Onbeş yıllık sevgili arkadaşımdı benim. Çocuklarımız birlikte büyümüştü. Uzunca bir süredir ikimizin de işleri yoğun olduğu için görüşememiştik. İki hafta önce aniden onu hemen görmek ve konuşmak isteği geldi içimden.. Aradım "Barış seni görmek istiyorum, hep beraber yemek yiyelim" dedim. Memnun oldu, başka dostlarımızın da katıldığı bir akşam yemeğinde buluştuk.

 Özenle hazırladığım yemeklerin hepsinden iştahla yedi. Heyecanlıydı Barış. Yemeğe stüdyodan çıkıp gelmişti. Şubat'ın 20'sinde, en sevilen şarkılarını topladığı "Best of Barış Manço" albümü çıkacaktı ve sabırsızlanıyordu.

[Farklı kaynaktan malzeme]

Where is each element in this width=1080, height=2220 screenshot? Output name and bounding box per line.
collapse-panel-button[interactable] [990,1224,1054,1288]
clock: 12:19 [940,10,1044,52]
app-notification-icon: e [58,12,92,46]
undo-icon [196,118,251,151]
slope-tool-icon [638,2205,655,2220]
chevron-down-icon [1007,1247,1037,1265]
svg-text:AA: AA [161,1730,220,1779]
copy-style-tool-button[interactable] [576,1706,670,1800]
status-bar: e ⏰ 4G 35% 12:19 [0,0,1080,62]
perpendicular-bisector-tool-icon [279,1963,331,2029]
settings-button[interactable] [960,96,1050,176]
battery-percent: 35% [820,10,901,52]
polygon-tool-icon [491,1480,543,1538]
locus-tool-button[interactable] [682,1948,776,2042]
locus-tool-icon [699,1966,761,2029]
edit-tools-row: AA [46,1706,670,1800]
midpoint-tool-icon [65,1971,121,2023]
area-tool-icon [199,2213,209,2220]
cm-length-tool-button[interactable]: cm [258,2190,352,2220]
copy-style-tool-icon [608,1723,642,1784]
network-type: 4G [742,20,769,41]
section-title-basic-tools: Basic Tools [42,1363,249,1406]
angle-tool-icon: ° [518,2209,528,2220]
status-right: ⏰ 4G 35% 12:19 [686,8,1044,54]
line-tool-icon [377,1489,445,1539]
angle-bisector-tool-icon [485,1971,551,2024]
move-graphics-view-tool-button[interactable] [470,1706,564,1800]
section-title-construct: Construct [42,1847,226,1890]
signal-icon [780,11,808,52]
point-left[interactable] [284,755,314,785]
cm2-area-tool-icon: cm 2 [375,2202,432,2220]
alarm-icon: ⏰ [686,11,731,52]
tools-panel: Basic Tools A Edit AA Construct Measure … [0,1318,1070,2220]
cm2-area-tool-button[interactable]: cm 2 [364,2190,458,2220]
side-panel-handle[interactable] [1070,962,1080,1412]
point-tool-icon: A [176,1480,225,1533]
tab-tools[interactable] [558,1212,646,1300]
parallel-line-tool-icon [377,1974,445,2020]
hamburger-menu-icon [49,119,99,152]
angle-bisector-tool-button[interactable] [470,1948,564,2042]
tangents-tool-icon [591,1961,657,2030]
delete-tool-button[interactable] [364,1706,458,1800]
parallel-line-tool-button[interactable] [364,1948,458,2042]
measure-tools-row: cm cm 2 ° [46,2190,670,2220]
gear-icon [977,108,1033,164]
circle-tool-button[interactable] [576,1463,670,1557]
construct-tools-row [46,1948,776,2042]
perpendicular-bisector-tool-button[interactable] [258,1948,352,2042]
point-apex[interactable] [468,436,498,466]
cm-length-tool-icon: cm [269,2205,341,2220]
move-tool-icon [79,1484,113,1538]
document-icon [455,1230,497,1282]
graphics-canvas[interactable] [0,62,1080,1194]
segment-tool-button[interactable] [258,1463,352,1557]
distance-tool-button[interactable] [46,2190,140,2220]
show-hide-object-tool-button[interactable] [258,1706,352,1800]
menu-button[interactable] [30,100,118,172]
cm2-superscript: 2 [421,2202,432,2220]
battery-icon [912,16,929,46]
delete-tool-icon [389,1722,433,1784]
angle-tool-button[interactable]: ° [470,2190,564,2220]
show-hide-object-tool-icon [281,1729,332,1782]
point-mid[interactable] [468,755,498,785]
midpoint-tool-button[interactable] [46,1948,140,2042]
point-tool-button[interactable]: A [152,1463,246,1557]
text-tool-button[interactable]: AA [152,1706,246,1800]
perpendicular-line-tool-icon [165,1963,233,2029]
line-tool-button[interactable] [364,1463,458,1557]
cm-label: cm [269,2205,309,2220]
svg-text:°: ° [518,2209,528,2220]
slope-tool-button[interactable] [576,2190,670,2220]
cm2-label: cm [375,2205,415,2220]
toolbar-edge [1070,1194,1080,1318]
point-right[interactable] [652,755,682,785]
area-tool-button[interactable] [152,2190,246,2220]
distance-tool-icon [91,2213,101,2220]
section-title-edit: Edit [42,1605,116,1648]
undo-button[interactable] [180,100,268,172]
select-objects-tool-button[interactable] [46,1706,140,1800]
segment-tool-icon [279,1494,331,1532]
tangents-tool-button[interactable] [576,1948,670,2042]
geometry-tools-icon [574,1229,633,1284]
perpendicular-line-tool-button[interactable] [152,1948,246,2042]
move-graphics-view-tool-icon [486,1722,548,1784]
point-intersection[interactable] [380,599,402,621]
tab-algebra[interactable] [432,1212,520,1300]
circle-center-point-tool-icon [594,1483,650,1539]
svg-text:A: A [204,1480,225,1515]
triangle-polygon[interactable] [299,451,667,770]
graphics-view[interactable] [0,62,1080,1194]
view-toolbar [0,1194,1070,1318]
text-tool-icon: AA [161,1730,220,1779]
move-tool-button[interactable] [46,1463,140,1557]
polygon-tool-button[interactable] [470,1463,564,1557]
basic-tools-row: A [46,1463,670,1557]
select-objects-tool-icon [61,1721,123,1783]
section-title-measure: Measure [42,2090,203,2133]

 "O günü de birlikte kutlayalım" dedi, hepimiz coşkuyla onayladık bu teklifi.. Onda aynı heyecanı, gözlerinde aynı pırıltıları görmek beni sevindirmişti. Parmaklarına taktığı iri antika yüzükleri bile her zamanki gibi yerli yerindeydi. "Tamam, Barış iyi" dedim kendi kendime, içim rahatlamıştı.

 Dün sabah Meltem beni Londra'da bulup "Bir kaybımız var Ruhat Hanım" diye alıştırarak haberi verdiğinde dondum kaldım. Sadece sevgili arkadaşımı, büyük bir sanatçıyı kaybettiğim için değil ona ölümü asla yakıştıramadığım için.. Onun hızlı konuşmalarını, dinamizmini, coşkusunu hiç unutamayacağım için.

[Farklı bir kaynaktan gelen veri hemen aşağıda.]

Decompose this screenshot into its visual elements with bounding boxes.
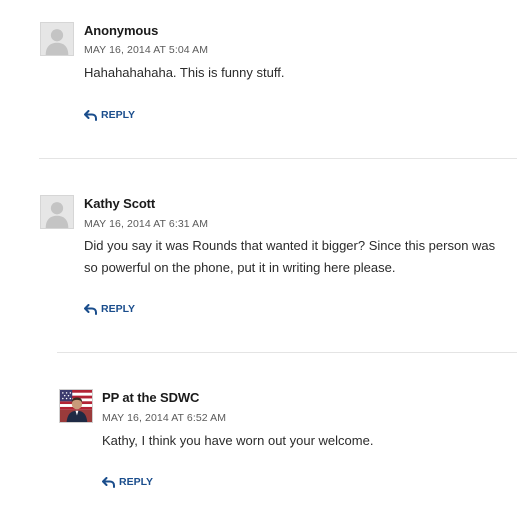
comment-divider [57,352,517,353]
flag-photo-avatar-icon [59,389,93,423]
default-avatar-icon [40,195,74,229]
reply-arrow-icon [84,303,97,315]
reply-button[interactable]: REPLY [84,109,135,121]
comment-date[interactable]: MAY 16, 2014 AT 5:04 AM [84,44,208,56]
comment-author[interactable]: Kathy Scott [84,196,155,211]
reply-arrow-icon [84,109,97,121]
comment-text: Did you say it was Rounds that wanted it… [84,238,496,275]
comment-divider [39,158,517,159]
reply-label: REPLY [119,476,154,488]
comment-author[interactable]: PP at the SDWC [102,390,199,405]
reply-arrow-icon [102,476,115,488]
reply-button[interactable]: REPLY [102,476,153,488]
comment-text: Hahahahahaha. This is funny stuff. [84,65,285,80]
comment-author[interactable]: Anonymous [84,23,158,38]
reply-label: REPLY [101,303,136,315]
comment-text: Kathy, I think you have worn out your we… [102,433,374,448]
comment-date[interactable]: MAY 16, 2014 AT 6:31 AM [84,218,208,230]
comment-date[interactable]: MAY 16, 2014 AT 6:52 AM [102,412,226,424]
reply-button[interactable]: REPLY [84,303,135,315]
reply-label: REPLY [101,109,136,121]
default-avatar-icon [40,22,74,56]
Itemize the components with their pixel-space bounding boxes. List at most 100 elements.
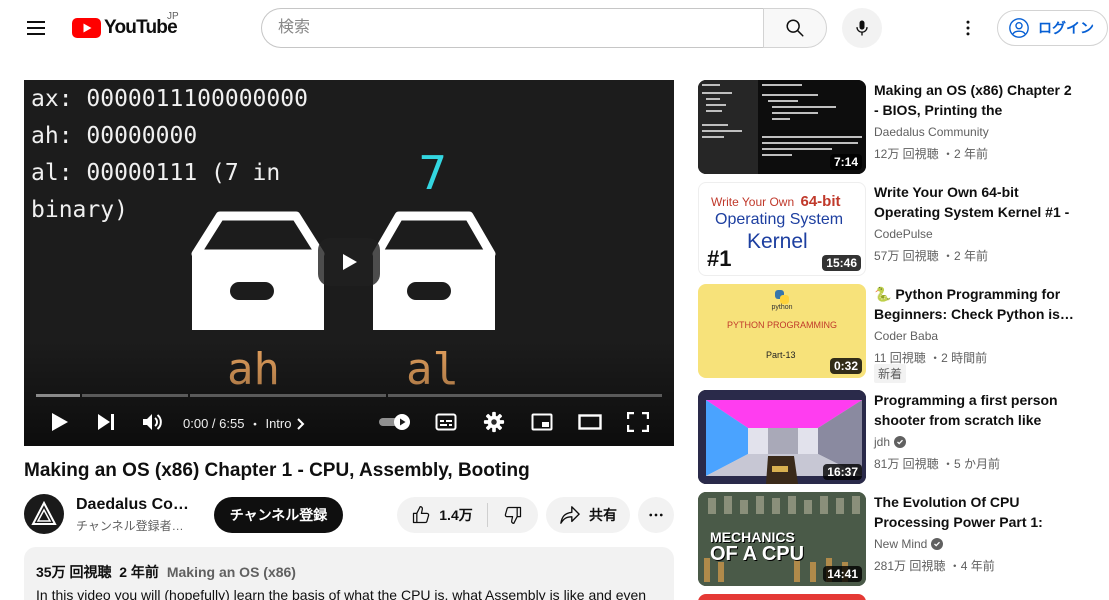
description-box[interactable]: 35万 回視聴 2 年前 Making an OS (x86) In this … [24,547,674,600]
autoplay-toggle-icon [379,414,410,430]
verified-check-icon [894,436,907,448]
chapter-segment [82,394,188,397]
menu-icon [27,21,45,23]
thumbnail-text: PYTHON PROGRAMMING [726,320,837,330]
next-button[interactable] [90,406,122,438]
progress-bar[interactable] [36,394,662,397]
video-meta: 12万 回視聴 ・2 年前 [874,147,989,161]
subtitles-button[interactable] [431,406,461,438]
miniplayer-button[interactable] [527,406,557,438]
search-input[interactable] [278,9,764,47]
video-duration: 14:41 [823,566,862,582]
youtube-play-logo-icon [72,18,101,38]
masthead: YouTube JP ログイン [0,0,1109,56]
logo-wordmark: YouTube [104,17,178,38]
video-duration: 16:37 [823,464,862,480]
large-play-button[interactable] [318,238,380,286]
chapter-segment [36,394,80,397]
search-icon [786,19,804,37]
video-duration: 0:32 [829,358,862,374]
register-box-ah-icon [191,211,325,330]
autoplay-toggle[interactable] [378,406,412,438]
theater-mode-button[interactable] [574,406,606,438]
microphone-icon [856,20,868,36]
verified-check-icon [931,538,944,550]
volume-icon [143,414,162,430]
description-meta: 35万 回視聴 2 年前 Making an OS (x86) [36,562,662,582]
channel-name[interactable]: CodePulse [874,227,933,241]
channel-name[interactable]: Daedalus Community [874,125,989,139]
video-title: Making an OS (x86) Chapter 1 - CPU, Asse… [24,460,530,481]
miniplayer-icon [531,413,553,431]
video-duration: 15:46 [822,255,861,271]
subtitles-icon [435,413,457,431]
chapter-segment [388,394,662,397]
more-vertical-icon [966,20,970,36]
video-thumbnail[interactable]: Write Your Own 64-bit Operating System K… [698,182,866,276]
recommended-video[interactable]: python PYTHON PROGRAMMING Part-13 0:32 🐍… [698,284,1078,383]
playlist-tag[interactable]: Making an OS (x86) [167,564,296,580]
video-thumbnail[interactable]: 7:14 [698,80,866,174]
theater-mode-icon [578,414,602,430]
video-title[interactable]: Programming a first person shooter from … [874,390,1078,430]
more-actions-button[interactable] [638,497,674,533]
recommended-video[interactable]: Write Your Own 64-bit Operating System K… [698,182,1078,276]
video-title[interactable]: 🐍 Python Programming for Beginners: Chec… [874,284,1078,324]
mute-button[interactable] [137,406,169,438]
chapter-segment [190,394,386,397]
play-icon [343,254,357,270]
search-box [261,8,764,48]
time-display: 0:00 / 6:55 ・ Intro [183,414,305,433]
video-duration: 7:14 [829,154,862,170]
share-button[interactable]: 共有 [546,497,630,533]
guide-menu-button[interactable] [16,8,56,48]
share-arrow-icon [560,506,580,524]
youtube-logo[interactable]: YouTube [72,16,178,40]
like-button[interactable]: 1.4万 [397,497,487,533]
thumbnail-text: Kernel [747,230,808,253]
video-title[interactable]: Write Your Own 64-bit Operating System K… [874,182,1078,222]
dislike-button[interactable] [488,497,538,533]
video-player[interactable]: ax: 0000011100000000 ah: 00000000 al: 00… [24,80,674,446]
thumbnail-text: Operating System [715,211,844,228]
register-line-al: al: 00000111 (7 in [31,160,281,186]
settings-button[interactable] [479,406,509,438]
voice-search-button[interactable] [842,8,882,48]
recommended-video[interactable]: 7:14 Making an OS (x86) Chapter 2 - BIOS… [698,80,1078,174]
play-icon [52,413,68,431]
recommended-video[interactable]: 16:37 Programming a first person shooter… [698,390,1078,484]
channel-name[interactable]: Daedalus Co… [76,496,189,514]
logo-region-code: JP [167,11,179,22]
chapter-title[interactable]: Intro [265,416,291,431]
more-horizontal-icon [649,513,663,517]
video-thumbnail[interactable]: MECHANICS OF A CPU 14:41 [698,492,866,586]
channel-name[interactable]: New Mind [874,537,944,551]
video-thumbnail[interactable] [698,594,866,600]
recommended-video[interactable]: MECHANICS OF A CPU 14:41 The Evolution O… [698,492,1078,586]
thumbnail-text: Part-13 [766,350,796,360]
video-title[interactable]: The Evolution Of CPU Processing Power Pa… [874,492,1078,532]
channel-logo-icon [31,501,57,525]
login-button[interactable]: ログイン [997,10,1108,46]
settings-more-button[interactable] [948,8,988,48]
play-button[interactable] [44,406,76,438]
register-line-ax: ax: 0000011100000000 [31,86,308,112]
channel-name[interactable]: Coder Baba [874,329,938,343]
view-count: 35万 回視聴 [36,564,112,580]
channel-name[interactable]: jdh [874,435,907,449]
video-thumbnail[interactable]: python PYTHON PROGRAMMING Part-13 0:32 [698,284,866,378]
video-meta: 57万 回視聴 ・2 年前 [874,249,989,263]
register-line-ah: ah: 00000000 [31,123,198,149]
search-button[interactable] [763,8,827,48]
video-meta: 81万 回視聴 ・5 か月前 [874,457,1001,471]
thumbnail-text: OF A CPU [710,543,805,565]
thumbnail-text: python [771,304,793,311]
account-circle-icon [1009,18,1029,38]
subscriber-count: チャンネル登録者… [76,519,184,533]
thumbnail-text: Write Your Own [711,195,795,209]
video-thumbnail[interactable]: 16:37 [698,390,866,484]
fullscreen-button[interactable] [623,406,653,438]
subscribe-button[interactable]: チャンネル登録 [214,497,343,533]
video-title[interactable]: Making an OS (x86) Chapter 2 - BIOS, Pri… [874,80,1078,120]
channel-avatar[interactable] [24,494,64,534]
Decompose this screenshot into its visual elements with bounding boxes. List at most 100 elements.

 Siz bu satırları okuduğunuzda ben çoktan İstanbul'a doğru yola çıkmış olacağım. Son yolculuğuna çıkarken onu uğurlamaya yetişmek istiyorum çünkü.

 Uzaktan da olsa ona "Seninle gurur duyuyorum, gerçek bir dost, gerçek bir sanatçıydın sen" diye fısıldamak istiyorum.